There’s something awfully familiar about The Darkest Minds’ humans-with-powers premise, and if you think really carefully about it ahh who am I kidding this film is an X-Men ripoff. Children being hunted and killed by a fractious government with zero oversight using the old “scared of the unknown” motif is cloyingly overused in YA these days, but if you throw in these kids having mutant powers suddenly you’re looking at folks similar to Rogue and Jubilee and Charles Xavier. The Darkest Minds is dispiritingly unfinished, the kind of film designed to set up a multi-film franchise without doing any of the work to earn it, thrusts characters of zero development into the center of frame and expect us to follow them willingly, and bring that sense of dread and depression associated with these kinds of world-ending human stories. The original novel must have seemed like a lock for production studio 21 Laps Entertainment, who probably saw dollar signs with the kids-as-superheroes trope arguably among the most poplar right at the minute, but never gave a thought to making the characters either accessible, likeable, or tolerable.

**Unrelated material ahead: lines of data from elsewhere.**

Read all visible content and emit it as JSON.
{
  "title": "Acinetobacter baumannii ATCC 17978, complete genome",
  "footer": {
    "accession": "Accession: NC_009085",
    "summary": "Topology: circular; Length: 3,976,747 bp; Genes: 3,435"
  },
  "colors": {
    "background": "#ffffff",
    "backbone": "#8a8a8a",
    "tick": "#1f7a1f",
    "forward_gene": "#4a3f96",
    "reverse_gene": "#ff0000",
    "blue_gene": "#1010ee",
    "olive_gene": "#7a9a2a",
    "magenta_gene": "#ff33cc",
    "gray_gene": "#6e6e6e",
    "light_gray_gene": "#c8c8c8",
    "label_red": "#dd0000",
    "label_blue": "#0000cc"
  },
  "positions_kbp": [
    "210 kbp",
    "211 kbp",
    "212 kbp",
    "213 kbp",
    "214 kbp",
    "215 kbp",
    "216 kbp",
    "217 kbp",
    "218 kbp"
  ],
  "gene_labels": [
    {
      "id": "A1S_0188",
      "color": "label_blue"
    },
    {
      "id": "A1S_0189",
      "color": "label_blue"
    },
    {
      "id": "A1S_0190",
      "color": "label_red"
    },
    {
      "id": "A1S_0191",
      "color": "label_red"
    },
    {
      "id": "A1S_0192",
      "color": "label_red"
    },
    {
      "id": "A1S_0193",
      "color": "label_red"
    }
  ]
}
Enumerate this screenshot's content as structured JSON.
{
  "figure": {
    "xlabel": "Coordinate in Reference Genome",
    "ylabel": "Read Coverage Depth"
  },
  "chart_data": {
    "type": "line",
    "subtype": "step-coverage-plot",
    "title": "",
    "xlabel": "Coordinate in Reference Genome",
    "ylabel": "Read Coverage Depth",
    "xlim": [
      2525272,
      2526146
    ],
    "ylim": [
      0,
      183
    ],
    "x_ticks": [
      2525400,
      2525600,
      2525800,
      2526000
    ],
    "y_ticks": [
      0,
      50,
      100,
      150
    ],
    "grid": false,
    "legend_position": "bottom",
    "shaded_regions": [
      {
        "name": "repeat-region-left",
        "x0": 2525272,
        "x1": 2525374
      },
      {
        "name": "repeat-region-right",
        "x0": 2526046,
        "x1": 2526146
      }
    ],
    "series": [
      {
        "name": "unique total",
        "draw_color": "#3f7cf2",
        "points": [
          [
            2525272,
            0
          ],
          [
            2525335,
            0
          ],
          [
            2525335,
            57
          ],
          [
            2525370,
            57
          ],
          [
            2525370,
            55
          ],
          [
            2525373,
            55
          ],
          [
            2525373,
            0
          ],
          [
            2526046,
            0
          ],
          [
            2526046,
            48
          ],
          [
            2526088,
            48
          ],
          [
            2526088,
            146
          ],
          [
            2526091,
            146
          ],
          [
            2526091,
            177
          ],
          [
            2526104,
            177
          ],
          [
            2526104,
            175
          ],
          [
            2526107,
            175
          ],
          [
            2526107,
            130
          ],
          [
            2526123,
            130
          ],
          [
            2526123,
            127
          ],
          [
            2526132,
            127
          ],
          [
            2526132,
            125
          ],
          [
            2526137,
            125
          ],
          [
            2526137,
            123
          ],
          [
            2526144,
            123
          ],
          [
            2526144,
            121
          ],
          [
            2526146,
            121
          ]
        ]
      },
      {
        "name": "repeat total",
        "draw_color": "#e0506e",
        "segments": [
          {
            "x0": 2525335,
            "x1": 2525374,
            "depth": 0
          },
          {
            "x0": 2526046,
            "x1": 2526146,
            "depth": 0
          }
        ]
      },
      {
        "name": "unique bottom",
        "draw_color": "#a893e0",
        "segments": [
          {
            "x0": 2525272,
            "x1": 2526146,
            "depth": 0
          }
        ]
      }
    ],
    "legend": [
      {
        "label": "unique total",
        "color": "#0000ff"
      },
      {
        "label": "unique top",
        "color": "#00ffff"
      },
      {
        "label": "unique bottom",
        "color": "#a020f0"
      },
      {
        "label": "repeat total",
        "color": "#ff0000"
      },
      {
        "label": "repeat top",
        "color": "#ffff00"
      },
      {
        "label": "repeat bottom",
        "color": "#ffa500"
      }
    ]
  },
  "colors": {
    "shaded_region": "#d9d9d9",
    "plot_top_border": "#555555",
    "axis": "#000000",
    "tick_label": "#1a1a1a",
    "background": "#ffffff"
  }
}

Frankly, the quartet of characters we’re expected to follow here may as well be made of uncooked cookie dough, they’re so bland and grossly mishandled by a middling script and Jennifer Nelon’s esoteric direction. Development in character is achieved through exposition by the character or not at all, resulting in intended romantic partners (a la Katniss and Gale in The Hunger Games) that are neither romantic or interesting at all. Poor Amandla Stenberg might look good on screen but the material she’s working with barely fires a shot; the character is meant to be pining with guilt for wiping the memory of her mother and father but the range of this subplot goes nowhere and goes there fast. Harris Dickinson makes for a third-rate Liam Hemsworth as Liam, a character so poorly executed on the page I don’t even remember what his purpose was. So too the electrified Mia Cech, a young Asian actress who doesn’t speak a word, rarely uses her powers, and disappears into the background as quickly as she appears. And the less said about Skylan Brooks’ terrible “super smart” Chubs the better.

Yes, each character in this film is ripped from the template of other, better characters in other YA franchises, particularly Bradley Whitford’s malevolent American President and Gwendoline Christie’s ill-fated and utterly wasted bounty hunter character, Lady Jane. The writing is so atrocious here you can almost smell the plot twists and romantic story beats coming a mile away. I’m not quite sure what it is with post-apocalyptic films where the female lead character must somehow become infatuated with the charisma-free supporting male character, but it grates badly in this movie. The smaller scale production shows, with Nelson’s production designers working overtime to make the run-down American landscape feel, you know, run down. The film seems to have been shot in random industrial estates, fields and backroads, with the cinematography – by Terminator: Genysis DOP Kramer Morgenthau – looking startlingly picturesque (which flies in the face of most YA dystopian films, I know) but utterly ineffectual.

The Darkest Minds is a film of Frankenstein creation. A D-grade X-Men-wannabe movie with insipid romantic leanings and a lamentable landscape of superpowers and abilities, wrapped up with godawful dialogue and exposition in place of actual quality storytelling, there are far better movies to be found in this abysmal subgenre and I’d urge you to seek them out. Avoid this trash as best you can; The Darkest Minds is like sex with the lights off. Nowhere near as awesome as it could be if people knew what the hell was going on.